Let $\mathcal F$ be a sheaf of sets on a site. Fix an object $X$ of the underlying category of the site, which is assumed to contain a final object and have products. Define a presheaf $\mathcal G$ by setting $\mathcal G(U) := \mathcal F(U \times X)$. Is $\mathcal G$ a sheaf?

Answer 1

If $(U_i)$ cover $U$, then $\mathcal{G}(U)$ is supposed to be a certain limit of a diagram of the $\mathcal{G}(U_i)$ and $\mathcal{G}(U_i \times_U U_j)$. The $U_i \times X$ also cover $U \times X$ (this is the base change axiom for the site), and $(U_i \times_U U_j) \times X = (U_i \times X) \times_{U \times X} (U_j \times X)$, so the analogous diagram for $\mathcal{F}(U \times X)$ is indeed a limit diagram, by the sheaf condition on $\mathcal{F}$. Thus the answer is yes.

Answer 2

Your operation can be defined intrinsically without reference to sites: if $\mathcal{E}$ is your topos and $X$ is an object in $\mathcal{E}$, the slice category $\mathcal{E}_{/X}$ is again a topos, and there is a geometric morphism $p^* \dashv p_* : \mathcal{E}_{/X} \to \mathcal{E}$ where the inverse image functor $p^*$ is the functor $- \times X$, and $p^*$ itself has a left adjoint $p_! : \mathcal{E}_{/X} \to \mathcal{E}$, which is just the evident projection functor.

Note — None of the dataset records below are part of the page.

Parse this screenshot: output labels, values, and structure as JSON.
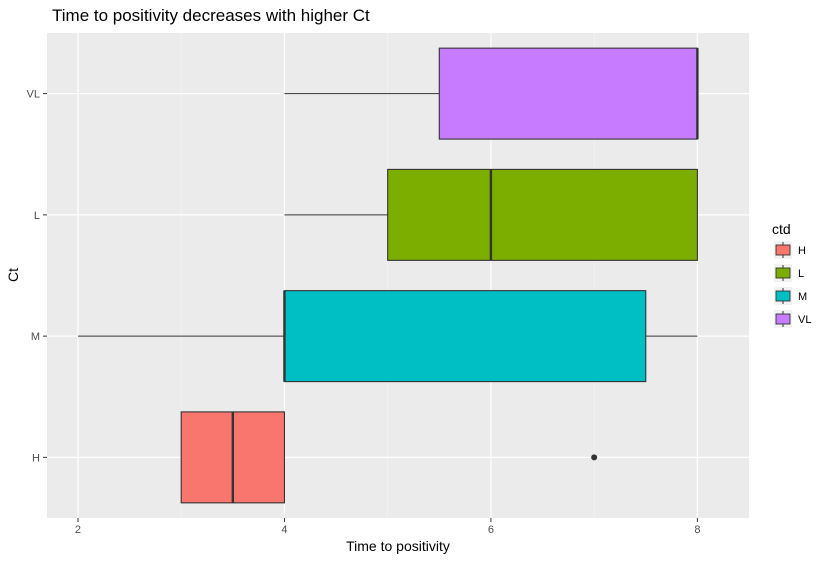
{
  "chart_data": {
    "type": "boxplot",
    "orientation": "horizontal",
    "title": "Time to positivity decreases with higher Ct",
    "xlabel": "Time to positivity",
    "ylabel": "Ct",
    "xlim": [
      1.7,
      8.5
    ],
    "x_ticks": [
      2,
      4,
      6,
      8
    ],
    "categories": [
      "H",
      "M",
      "L",
      "VL"
    ],
    "grid": true,
    "legend": {
      "title": "ctd",
      "position": "right",
      "entries": [
        "H",
        "L",
        "M",
        "VL"
      ]
    },
    "colors": {
      "H": "#F8766D",
      "L": "#7CAE00",
      "M": "#00BFC4",
      "VL": "#C77CFF"
    },
    "series": [
      {
        "name": "H",
        "min": 3,
        "q1": 3,
        "median": 3.5,
        "q3": 4,
        "max": 4,
        "outliers": [
          7
        ]
      },
      {
        "name": "M",
        "min": 2,
        "q1": 4,
        "median": 4,
        "q3": 7.5,
        "max": 8,
        "outliers": []
      },
      {
        "name": "L",
        "min": 4,
        "q1": 5,
        "median": 6,
        "q3": 8,
        "max": 8,
        "outliers": []
      },
      {
        "name": "VL",
        "min": 4,
        "q1": 5.5,
        "median": 8,
        "q3": 8,
        "max": 8,
        "outliers": []
      }
    ]
  }
}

I claim the operation you describe is the endofunctor $p_* p^* : \mathcal{E} \to \mathcal{E}$. Indeed, by the Yoneda lemma, if $U$ and $X$ are representable sheaves in $\mathcal{E}$ and the site has products, then, $$p_* p^* \mathscr{F} (U) = \mathcal{E}(U, p_* p^* \mathscr{F}) \cong \mathcal{E}_{/X}(p^* U, p^* \mathscr{F}) \cong \mathcal{E} (p_! p^* U, \mathscr{F})$$ but $p_! p^* U = U \times X$, so $$p_* p^* \mathscr{F} (U) \cong \mathscr{F} (U \times X)$$ as claimed.